Pendant un mois Cyanée ainsi conduisit son fils de montagne en montagne et de plaine en plaine, mais sans réussir une fois à le détourner de son désir.

Enfin devinant qu’elle ne vaincrait jamais cette obstination passionnée, elle se prit à haïr son fils et à l’accuser d’infamie. Mais l’enfant ne comprenait point ce que lui reprochait sa mère. Pourquoi, entre toutes les femmes, venait-on lui refuser justement celle qu’il aimait ? Pourquoi les tendresses qu’on lui eût permises dans les bras importuns d’une autre devenaient-elles criminelles dans les bras adorés de Byblis ? Pour quelles mystérieuses raisons un sentiment qu’il savait tendre et bon, capable de tous les sacrifices, était-il jugé digne de tous les châtiments ? Dzeus, pensait-il, a bien épousé sa sœur, et la Dionide Aphrodite a bien osé tromper avec son frère Arès son frère Héphaïstos. Car il ne savait pas encore que les dieux seuls se sont donné une morale intelligente, et qu’ils inquiètent la vertu par d’incompréhensibles lois.

Et Cyanée dit à son fils :

« Je te renie pour mon enfant ».

Et elle fit signe à une centauresse qui s’en allait vers la mer, et elle la fit enfourcher par Caunos, et la bête rapide détala.

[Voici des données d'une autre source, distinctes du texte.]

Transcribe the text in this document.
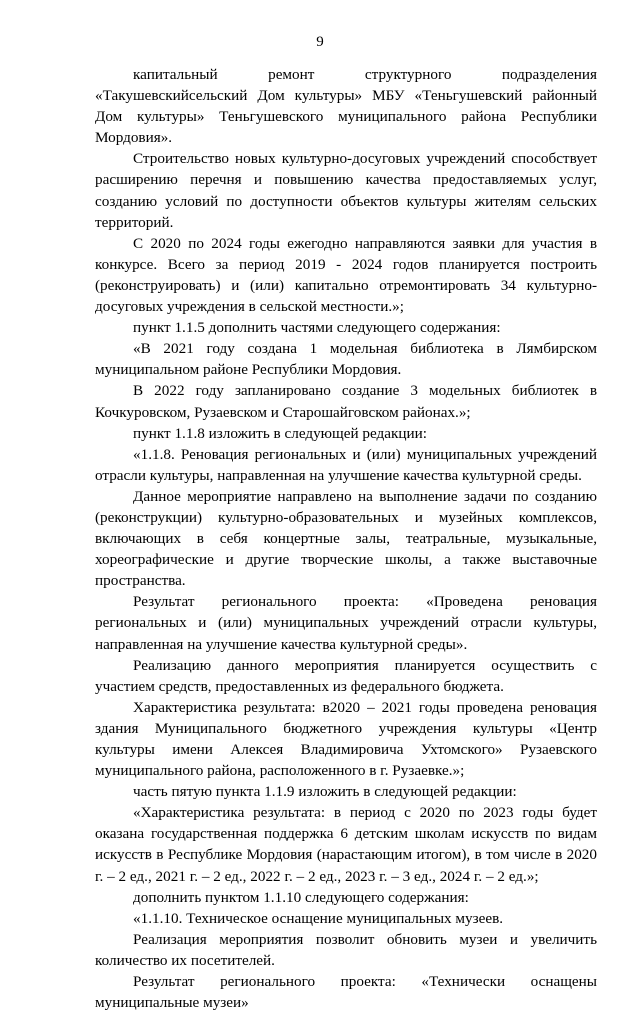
9

капитальный ремонт структурного подразделения «Такушевскийсельский Дом культуры» МБУ «Теньгушевский районный Дом культуры» Теньгушевского муниципального района Республики Мордовия».

Строительство новых культурно-досуговых учреждений способствует расширению перечня и повышению качества предоставляемых услуг, созданию условий по доступности объектов культуры жителям сельских территорий.

С 2020 по 2024 годы ежегодно направляются заявки для участия в конкурсе. Всего за период 2019 - 2024 годов планируется построить (реконструировать) и (или) капитально отремонтировать 34 культурно-досуговых учреждения в сельской местности.»;

пункт 1.1.5 дополнить частями следующего содержания:

«В 2021 году создана 1 модельная библиотека в Лямбирском муниципальном районе Республики Мордовия.

В 2022 году запланировано создание 3 модельных библиотек в Кочкуровском, Рузаевском и Старошайговском районах.»;

пункт 1.1.8 изложить в следующей редакции:

«1.1.8. Реновация региональных и (или) муниципальных учреждений отрасли культуры, направленная на улучшение качества культурной среды.

Данное мероприятие направлено на выполнение задачи по созданию (реконструкции) культурно-образовательных и музейных комплексов, включающих в себя концертные залы, театральные, музыкальные, хореографические и другие творческие школы, а также выставочные пространства.

Результат регионального проекта: «Проведена реновация региональных и (или) муниципальных учреждений отрасли культуры, направленная на улучшение качества культурной среды».

Реализацию данного мероприятия планируется осуществить с участием средств, предоставленных из федерального бюджета.

Характеристика результата: в2020 – 2021 годы проведена реновация здания Муниципального бюджетного учреждения культуры «Центр культуры имени Алексея Владимировича Ухтомского» Рузаевского муниципального района, расположенного в г. Рузаевке.»;

часть пятую пункта 1.1.9 изложить в следующей редакции:

«Характеристика результата: в период с 2020 по 2023 годы будет оказана государственная поддержка 6 детским школам искусств по видам искусств в Республике Мордовия (нарастающим итогом), в том числе в 2020 г. – 2 ед., 2021 г. – 2 ед., 2022 г. – 2 ед., 2023 г. – 3 ед., 2024 г. – 2 ед.»;

дополнить пунктом 1.1.10 следующего содержания:

«1.1.10. Техническое оснащение муниципальных музеев.

Реализация мероприятия позволит обновить музеи и увеличить количество их посетителей.

Результат регионального проекта: «Технически оснащены муниципальные музеи»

Quelque temps, Cyanée les suivit du regard. Caunos effaré se retenait aux épaules et parfois il s’engloutissait sous la monstrueuse chevelure. La centauresse galopait par bonds allongés et puissants ; elle s’enfuyait en droite ligne ; elle diminuait dans le lointain vert. Bientôt elle tourna derrière un bouquet de bois, puis reparut, mais petite comme un point qui semblait se déplacer à peine. Et enfin Cyanée cessa de la distinguer.

A pas lents la mère de Byblis s’en retourna vers la forêt.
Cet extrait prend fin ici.